Team Another Lane lent its voice to a piece in the LA Times about the sneaker community, what its missing and how we are solving that problem
By RONALD D. WHITE |STAFF WRITER
Sneakerheads like to complain about the one that got away. About haunting sneaker apps and websites yet failing to win shoe-drop raffles or find what they want at semiaffordable prices. About how the system must be rigged by resellers using bots and inside connections.
Now, a scandal involving a Nike executive and her reseller son is roiling the sneaker world, highlighting worst suspicions about a booming market in which shoes can be traded like stocks. For serious sneaker collectors, this is more than a tempest in a shoebox.
“There’s a lot of fraud. There’s a lack of transparency,” said shoe aficionado Chad Jones, who last year founded reseller marketplace Another Lane with his wife, Adena. The duo wanted a place that honored Black consumers’ role in popularizing the sneakerhead culture while vetting seller legitimacy in addition to shoe authenticity.
The latest controversy sprang from a Bloomberg Businessweek profile of a 19-year-old Oregonian named Joe Hebert, who was clearing $20,000 or more a month flipping sneakers online.
The story, which appeared online Feb. 25, detailed how Hebert acquired sneakers using bots to make bids for him, including on Nike Inc’s SNKRS app where the company launches new products. The payments went through an American Express card held by his mother, Ann Hebert, Nike’s vice president and general manager of North American operations, overseeing sales, marketing and merchandising.
Nike initially said Hebert had disclosed her son’s business as required and had violated no company rules. Joe Hebert told Bloomberg that his mother wasn’t involved in his business and didn’t slip him discount codes.
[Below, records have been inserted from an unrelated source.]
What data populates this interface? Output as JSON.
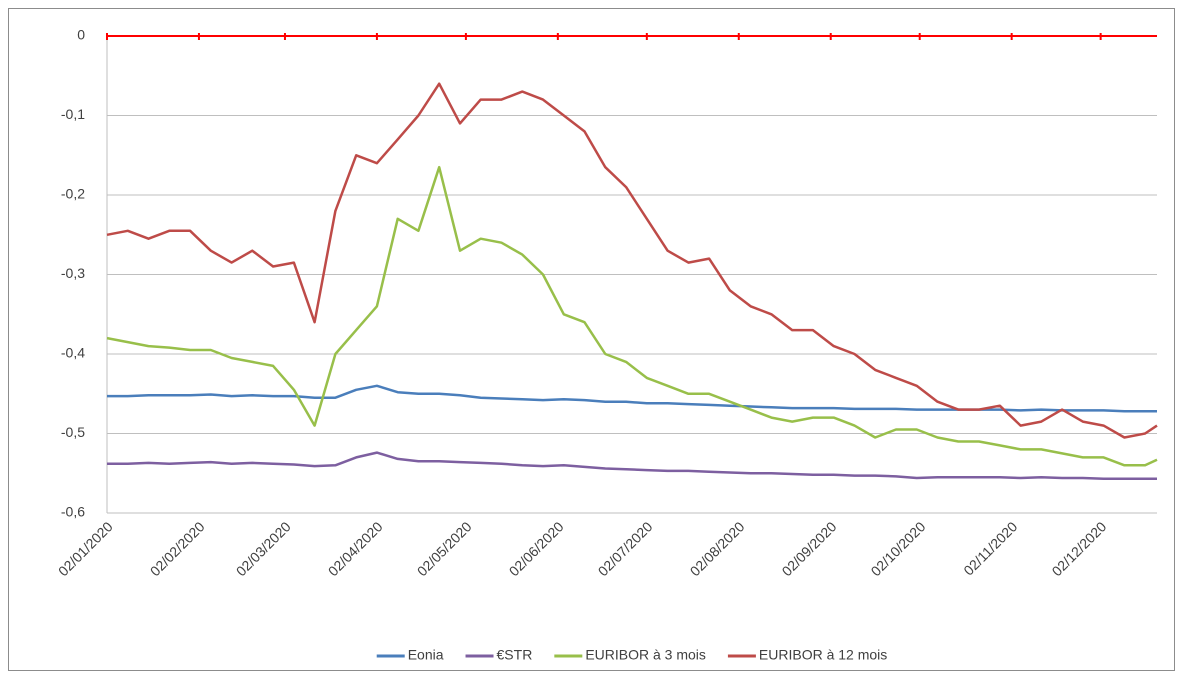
{
  "chart_data": {
    "type": "line",
    "x": [
      "02/01/2020",
      "09/01/2020",
      "16/01/2020",
      "23/01/2020",
      "30/01/2020",
      "06/02/2020",
      "13/02/2020",
      "20/02/2020",
      "27/02/2020",
      "05/03/2020",
      "12/03/2020",
      "19/03/2020",
      "26/03/2020",
      "02/04/2020",
      "09/04/2020",
      "16/04/2020",
      "23/04/2020",
      "30/04/2020",
      "07/05/2020",
      "14/05/2020",
      "21/05/2020",
      "28/05/2020",
      "04/06/2020",
      "11/06/2020",
      "18/06/2020",
      "25/06/2020",
      "02/07/2020",
      "09/07/2020",
      "16/07/2020",
      "23/07/2020",
      "30/07/2020",
      "06/08/2020",
      "13/08/2020",
      "20/08/2020",
      "27/08/2020",
      "03/09/2020",
      "10/09/2020",
      "17/09/2020",
      "24/09/2020",
      "01/10/2020",
      "08/10/2020",
      "15/10/2020",
      "22/10/2020",
      "29/10/2020",
      "05/11/2020",
      "12/11/2020",
      "19/11/2020",
      "26/11/2020",
      "03/12/2020",
      "10/12/2020",
      "17/12/2020",
      "21/12/2020"
    ],
    "series": [
      {
        "name": "Eonia",
        "color": "#4a7ebb",
        "values": [
          -0.453,
          -0.453,
          -0.452,
          -0.452,
          -0.452,
          -0.451,
          -0.453,
          -0.452,
          -0.453,
          -0.453,
          -0.455,
          -0.455,
          -0.445,
          -0.44,
          -0.448,
          -0.45,
          -0.45,
          -0.452,
          -0.455,
          -0.456,
          -0.457,
          -0.458,
          -0.457,
          -0.458,
          -0.46,
          -0.46,
          -0.462,
          -0.462,
          -0.463,
          -0.464,
          -0.465,
          -0.466,
          -0.467,
          -0.468,
          -0.468,
          -0.468,
          -0.469,
          -0.469,
          -0.469,
          -0.47,
          -0.47,
          -0.47,
          -0.47,
          -0.47,
          -0.471,
          -0.47,
          -0.471,
          -0.471,
          -0.471,
          -0.472,
          -0.472,
          -0.472
        ]
      },
      {
        "name": "€STR",
        "color": "#7d5fa0",
        "values": [
          -0.538,
          -0.538,
          -0.537,
          -0.538,
          -0.537,
          -0.536,
          -0.538,
          -0.537,
          -0.538,
          -0.539,
          -0.541,
          -0.54,
          -0.53,
          -0.524,
          -0.532,
          -0.535,
          -0.535,
          -0.536,
          -0.537,
          -0.538,
          -0.54,
          -0.541,
          -0.54,
          -0.542,
          -0.544,
          -0.545,
          -0.546,
          -0.547,
          -0.547,
          -0.548,
          -0.549,
          -0.55,
          -0.55,
          -0.551,
          -0.552,
          -0.552,
          -0.553,
          -0.553,
          -0.554,
          -0.556,
          -0.555,
          -0.555,
          -0.555,
          -0.555,
          -0.556,
          -0.555,
          -0.556,
          -0.556,
          -0.557,
          -0.557,
          -0.557,
          -0.557
        ]
      },
      {
        "name": "EURIBOR à 3 mois",
        "color": "#98bf4a",
        "values": [
          -0.38,
          -0.385,
          -0.39,
          -0.392,
          -0.395,
          -0.395,
          -0.405,
          -0.41,
          -0.415,
          -0.445,
          -0.49,
          -0.4,
          -0.37,
          -0.34,
          -0.23,
          -0.245,
          -0.165,
          -0.27,
          -0.255,
          -0.26,
          -0.275,
          -0.3,
          -0.35,
          -0.36,
          -0.4,
          -0.41,
          -0.43,
          -0.44,
          -0.45,
          -0.45,
          -0.46,
          -0.47,
          -0.48,
          -0.485,
          -0.48,
          -0.48,
          -0.49,
          -0.505,
          -0.495,
          -0.495,
          -0.505,
          -0.51,
          -0.51,
          -0.515,
          -0.52,
          -0.52,
          -0.525,
          -0.53,
          -0.53,
          -0.54,
          -0.54,
          -0.533
        ]
      },
      {
        "name": "EURIBOR à 12 mois",
        "color": "#be4b48",
        "values": [
          -0.25,
          -0.245,
          -0.255,
          -0.245,
          -0.245,
          -0.27,
          -0.285,
          -0.27,
          -0.29,
          -0.285,
          -0.36,
          -0.22,
          -0.15,
          -0.16,
          -0.13,
          -0.1,
          -0.06,
          -0.11,
          -0.08,
          -0.08,
          -0.07,
          -0.08,
          -0.1,
          -0.12,
          -0.165,
          -0.19,
          -0.23,
          -0.27,
          -0.285,
          -0.28,
          -0.32,
          -0.34,
          -0.35,
          -0.37,
          -0.37,
          -0.39,
          -0.4,
          -0.42,
          -0.43,
          -0.44,
          -0.46,
          -0.47,
          -0.47,
          -0.465,
          -0.49,
          -0.485,
          -0.47,
          -0.485,
          -0.49,
          -0.505,
          -0.5,
          -0.49
        ]
      }
    ],
    "xlim": [
      "02/01/2020",
      "21/12/2020"
    ],
    "xticks": [
      "02/01/2020",
      "02/02/2020",
      "02/03/2020",
      "02/04/2020",
      "02/05/2020",
      "02/06/2020",
      "02/07/2020",
      "02/08/2020",
      "02/09/2020",
      "02/10/2020",
      "02/11/2020",
      "02/12/2020"
    ],
    "ylim": [
      -0.6,
      0
    ],
    "yticks": [
      0,
      {
        "value": -0.1,
        "label": "-0,1"
      },
      {
        "value": -0.2,
        "label": "-0,2"
      },
      {
        "value": -0.3,
        "label": "-0,3"
      },
      {
        "value": -0.4,
        "label": "-0,4"
      },
      {
        "value": -0.5,
        "label": "-0,5"
      },
      {
        "value": -0.6,
        "label": "-0,6"
      }
    ],
    "grid": true,
    "x_axis_color": "#ff0000",
    "legend": "bottom"
  }
}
But with questions swirling about insider information and technological shenanigans, Ann Hebert soon resigned after more than 25 years with the shoe giant.
Nike Chief Executive John Donahoe on March 8 assured employees during a videoconference that the company was taking the controversy seriously.
products,” Donahoe said, according to pop culture website Complex. “And the fact of the matter is, this incident has sparked questions in some of our consumers about whether they can trust us, particularly around launch product.”
This wasn’t the market’s first scandal, not even so far this year.
A February collaboration between Nike’s Air Jordan 1 and Trophy Room, a retailer owned by basketball great Michael Jordan’s son Marcus, had a particularly messy debut, with shoes showing up on social media before the official drop date. Sneakerheads screamed favoritism and profiteering. Marcus Jordan blamed leaks on the distribution center.
In recent years, sneakers have become an asset class like stocks, bonds and cryptocurrency, becoming a multibillon-dollar market worldwide. They trade on a variety of reseller platforms; the best known include StockX, GOAT, Flight Club and Stadium Goods.
The marketplaces like to promote their extensive authentication processes so that buyers know that the items they end up with are the real deal.
But such efforts don’t get at how the sellers acquired the shoes, and that’s what is stirring up sneaker fans who don’t think they’re getting a fair shot at buying newly released products.
“This makes me want to drop the shoe buying game,” a commenter posted on a YouTube interview featuring Joe Hebert in his new warehouse, surrounded by enough shoes to stock a few stores. Said another: “This man is the reason yall don’t hit on your kicks when you want them.”
Adena Jones, chief executive of Another Lane, said she and her husband raised $160,000 to launch the marketplace last April to restore some old-school sneakerhead culture where people, not bots, sell shoes to other people, not other bots.
Another Lane emphasizes investigating the people it allows to use the platform as much as authenticating the shoes that are sold on it.
“We vet our members. So you’re not just out there being anonymous. Your name is connected to the product,” said Adena Jones, 35. “And if you’re selling a fugazi product [fake or damaged], A, you probably wouldn’t make it onto our platform, or B, you would be kicked off our platform.”
Added Chad Jones, Another Lane’s 42-year-old chief operating officer, with a tinge of distain in his voice: “You know how you combat somebody who you think is getting too many pairs of sneakers and just in it to resell them for as much as possible? You don’t buy from him. It’s that simple. And then when he’s stuck with $100,000 worth of product and can’t pay that credit card bill back from mommy, then he’s out.”